A potential trade war between the United States and Colombia could soon make coffee, flowers, and raw materials more expensive for American consumers while putting billions of dollars in U.S. exports at risk. The tensions erupted Sunday when Colombia refused to accept a U.S. military flight carrying deported immigrants, prompting swift retaliatory measures from both nations.
President Donald Trump announced on social media that he would impose an immediate 25% tariff on all Colombian imports, escalating to 50% within a week. In response, Colombian President Gustavo Petro threatened reciprocal tariffs of the same magnitude.
The United States is Colombia’s largest trading partner, with bilateral trade amounting to $53.5 billion annually, according to the Office of the U.S. Trade Representative. However, Colombian goods account for a small share of overall U.S. imports. Among the most exposed are coffee, flowers, and crude oil.
Colombia is the second-largest supplier of coffee to the U.S., providing 20% of imports, valued at $1.8 billion in 2022. With coffee prices rising 3.8% in 2024, tariffs could further strain American wallets. Cut flowers, another staple import from Colombia worth $1.6 billion annually, could also see price hikes—especially impactful ahead of Valentine’s Day.
Crude oil, Colombia’s top export to the U.S. at $5.4 billion annually, makes up a minor portion of America’s overall oil imports. However, the disruption could still ripple across industries.

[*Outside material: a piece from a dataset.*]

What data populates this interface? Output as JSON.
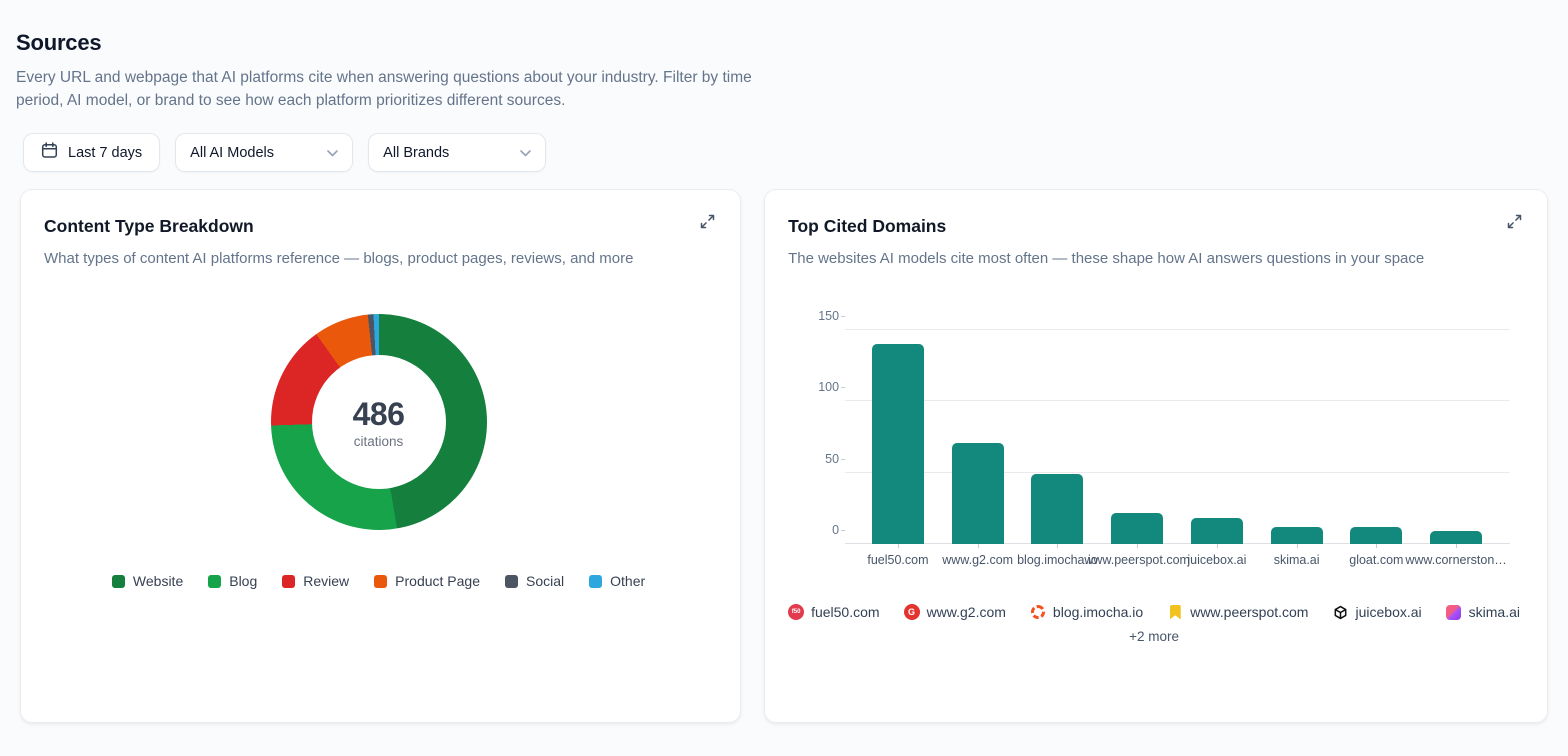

While Colombia may feel the brunt of the tariffs due to its economic dependence on the U.S., American industries won’t emerge unscathed. U.S. exports to Colombia, including refined petroleum ($2.5 billion), corn ($1.2 billion), and chemicals ($1 billion), now face significant risk.

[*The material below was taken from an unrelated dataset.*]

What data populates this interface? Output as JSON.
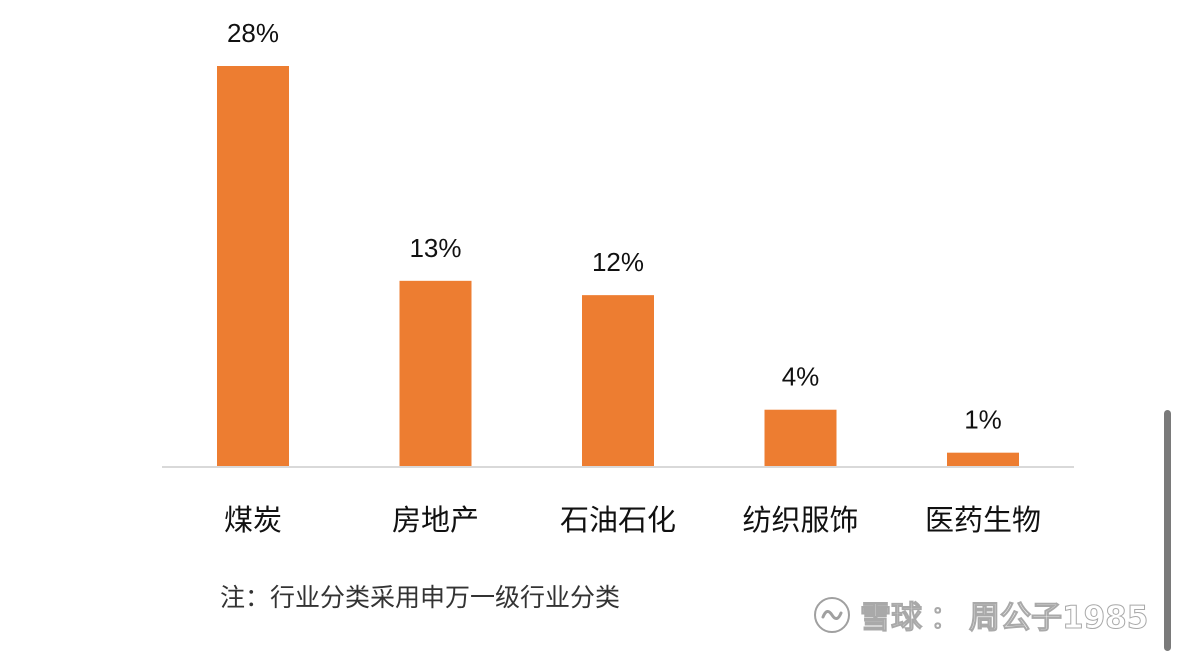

“This will hurt everyday Americans,” said a trade analyst. “From coffee drinkers to farmers, the impacts could be widespread.”
The dispute underscores growing international tensions tied to U.S. immigration policies. Trump defended the move as a stand against Colombia’s refusal to meet “legal obligations” regarding deportees, while Petro criticized the decision as heavy-handed.
Adding complexity, China the world’s second-largest economy has strengthened ties with Colombia, making it the South American nation’s No. 2 trading partner. Analysts suggest the spat could provide China with an opportunity to deepen its foothold in the region, particularly as it seeks Colombia’s oil and coffee.